The seasonal component correlates with factors like temperature or daylight approximately nine months earlier.
The special-day effects confirm patterns such as fewer births on some holidays and more on others, likely driven by elective C-sections and induced labor.

3. Improved model: more flexible special-day and short-scale structure

The first model relies on a small preselected set of special days, which makes it impossible to detect unexpected special-day effects, or patterns such as a “ringing” pattern where births are reduced on a special day and shifted to neighboring days.

Residuals from the first model also display slight autocorrelation, suggesting that a very short time-scale component is missing.

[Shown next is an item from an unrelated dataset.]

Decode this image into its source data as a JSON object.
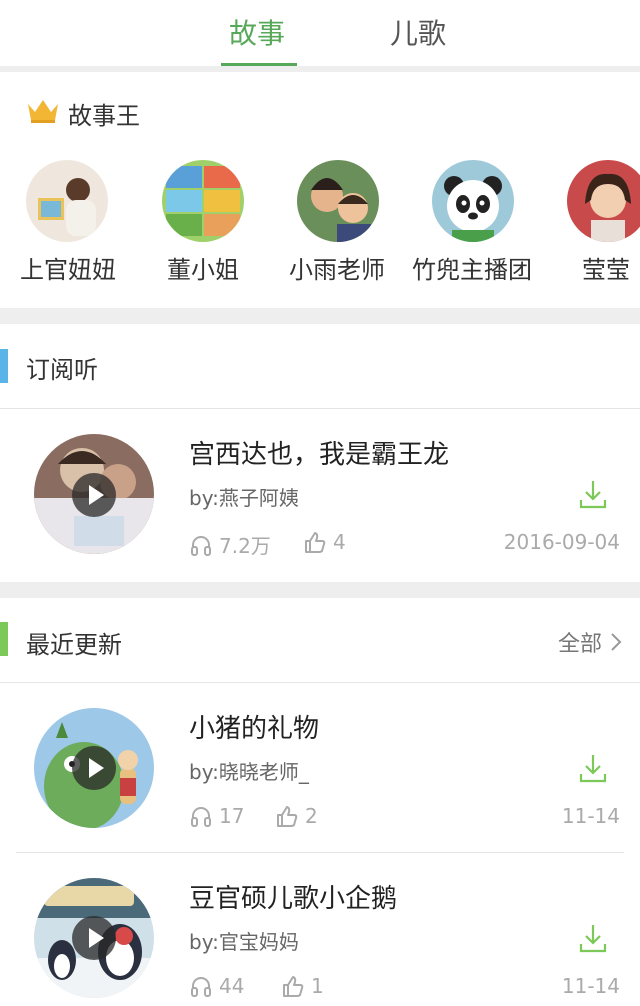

To address these issues, an improved additive GP model is constructed: $y_t = f_1(t) + f_2(t) + f_3(t) + f_4(t) + f_5(t) + f_6(t) + f_7(t) + f_8(t) + \varepsilon_t,$

with components:

$f_1$ : long-term trend (same form as before, squared exponential kernel).
$f_2$ : shorter-term non-periodic variation (same structure as before).
$f_3$ : weekly quasi-periodic pattern (same periodic × SE structure as before).
$f_4$ : yearly smooth seasonal pattern with improved leap-day handling.
$f_5$ : yearly fast-changing day-of-year effect for weekdays.
$f_6$ : yearly fast-changing day-of-year effect for weekends.
$f_7$ : fixed effects for floating holidays whose dates change each year.
$f_8$ : very short-term non-periodic component to capture residual autocorrelation.
$\varepsilon_t$ : Gaussian residual noise as before.

Key differences from the first model:

3.1 Updated yearly periodic structure and leap-day handling

A modified time index $s(t)$ is created so that the effective year length is exactly 365 days, using a 0.5-day adjustment around leap day.
This modification simplifies the periodic structure for yearly effects.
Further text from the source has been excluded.